Patrick had built up the business and his reputation in the town over decades and knew that he could sell the business when he retired. He also knew that anyone who bought the business would give him less for it than the business would generate if he could keep it in the family.

Patrick’s Processes

Patrick’s business depended on his reputation and on repeat custom. Managing his reputation depended on his quality control processes. Patrick had brought his son into the business as an apprentice and had trained him himself. He knew his son was totally trustworthy and would never take shortcuts in his work.

Gradually Patrick assigned more and more of the quality control to his son but he realised that he needed a manager as well, someone who would run the business according to Patrick’s instructions because he was being paid a salary to do just that.

He hired a manager who he gradually assigned more of the business’s processes to. The manager gradually took on tasks such as finding new contract customers, dealing with the accountants and vehicle maintenance and replacement. The manager and Patrick’s son took over recruitment of new employees between them with Patrick’s oversight.

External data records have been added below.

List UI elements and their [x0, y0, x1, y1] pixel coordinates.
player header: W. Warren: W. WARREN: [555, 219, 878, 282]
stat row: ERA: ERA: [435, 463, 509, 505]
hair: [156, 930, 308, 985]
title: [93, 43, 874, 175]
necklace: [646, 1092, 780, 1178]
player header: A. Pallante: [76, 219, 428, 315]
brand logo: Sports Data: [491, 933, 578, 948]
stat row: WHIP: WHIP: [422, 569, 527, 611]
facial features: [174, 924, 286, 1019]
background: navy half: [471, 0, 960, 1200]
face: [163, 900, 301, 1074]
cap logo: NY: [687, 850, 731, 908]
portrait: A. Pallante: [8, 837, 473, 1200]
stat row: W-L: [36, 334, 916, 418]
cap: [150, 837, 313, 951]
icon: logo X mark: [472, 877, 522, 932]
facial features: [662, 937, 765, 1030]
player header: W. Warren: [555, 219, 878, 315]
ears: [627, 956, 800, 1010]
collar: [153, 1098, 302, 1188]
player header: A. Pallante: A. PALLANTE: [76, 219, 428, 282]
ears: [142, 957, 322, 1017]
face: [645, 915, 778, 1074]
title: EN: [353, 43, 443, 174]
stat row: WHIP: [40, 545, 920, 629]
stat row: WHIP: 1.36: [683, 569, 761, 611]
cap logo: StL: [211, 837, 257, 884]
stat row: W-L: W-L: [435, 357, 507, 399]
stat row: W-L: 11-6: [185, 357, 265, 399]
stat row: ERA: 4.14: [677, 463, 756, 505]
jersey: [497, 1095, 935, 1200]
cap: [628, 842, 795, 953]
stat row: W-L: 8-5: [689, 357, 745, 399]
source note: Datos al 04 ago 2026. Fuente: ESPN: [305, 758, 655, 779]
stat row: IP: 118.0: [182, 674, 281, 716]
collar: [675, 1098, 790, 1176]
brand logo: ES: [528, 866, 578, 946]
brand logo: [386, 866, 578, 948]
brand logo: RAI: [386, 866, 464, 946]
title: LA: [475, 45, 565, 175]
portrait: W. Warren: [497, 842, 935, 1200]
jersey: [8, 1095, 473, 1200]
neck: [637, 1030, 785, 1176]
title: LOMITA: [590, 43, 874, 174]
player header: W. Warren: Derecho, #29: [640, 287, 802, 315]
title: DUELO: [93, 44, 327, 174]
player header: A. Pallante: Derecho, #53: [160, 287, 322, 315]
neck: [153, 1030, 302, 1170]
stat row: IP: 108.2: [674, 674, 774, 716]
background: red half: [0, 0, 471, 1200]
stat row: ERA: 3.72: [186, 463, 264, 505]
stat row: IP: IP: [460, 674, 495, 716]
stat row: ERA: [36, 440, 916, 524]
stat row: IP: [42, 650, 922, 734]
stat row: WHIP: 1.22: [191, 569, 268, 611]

The business still ran from a converted stables building in Patrick’s back yard so he knew everything that was happening and was able to keep overall control of the direction it was moving in.

Patrick’s Communications

Most of Patrick’s customers contacted him by phone when they needed work. The business had a website that had Patrick’s contact details and that was it.

Patrick gave his phone to his son so he would no longer be woken up at 3 o’clock in the morning with tales of overflowing toilets and burst pipes. The business office was now manned by Patrick’s daughter, who was paid a wage for managing the office.

Patrick paid a local company to develop his website because he realised that new customers wanted to be able to check out his business before asking for a quotation. The website developer also trained Patrick’s daughter so that she could update the site and showed her how to set up business social media accounts.

Patrick’s Payments

Patrick’s business was set up as a limited company in the early days, so he knew that the finances would carry on in the event of his death. The company had its own bank account that all payments went through.

How Will Your Business Survive?

You can start the business survival process by analysing your business processes, communications and payment systems. You know your business better than anyone else and you know which tasks can be done by others. If you have no family members who want to take on the jobs then you will need to hire employees and to train them long before you plan to step back from the business.

The transition from a one-man-band to a company with its own bank accounts, managers and other employees takes many years. You need to start now.

Talk to your accountant and explain that you need to set up systems to ensure that the business continues to generate an income for your family even after you are dead and buried. The accountant should be able to give you advice regarding company formation and bank accounts.

 

What processes can you assign to someone else?

How can you modify your communication systems so that they are less dependent on you?

Have you set up a company  bank account?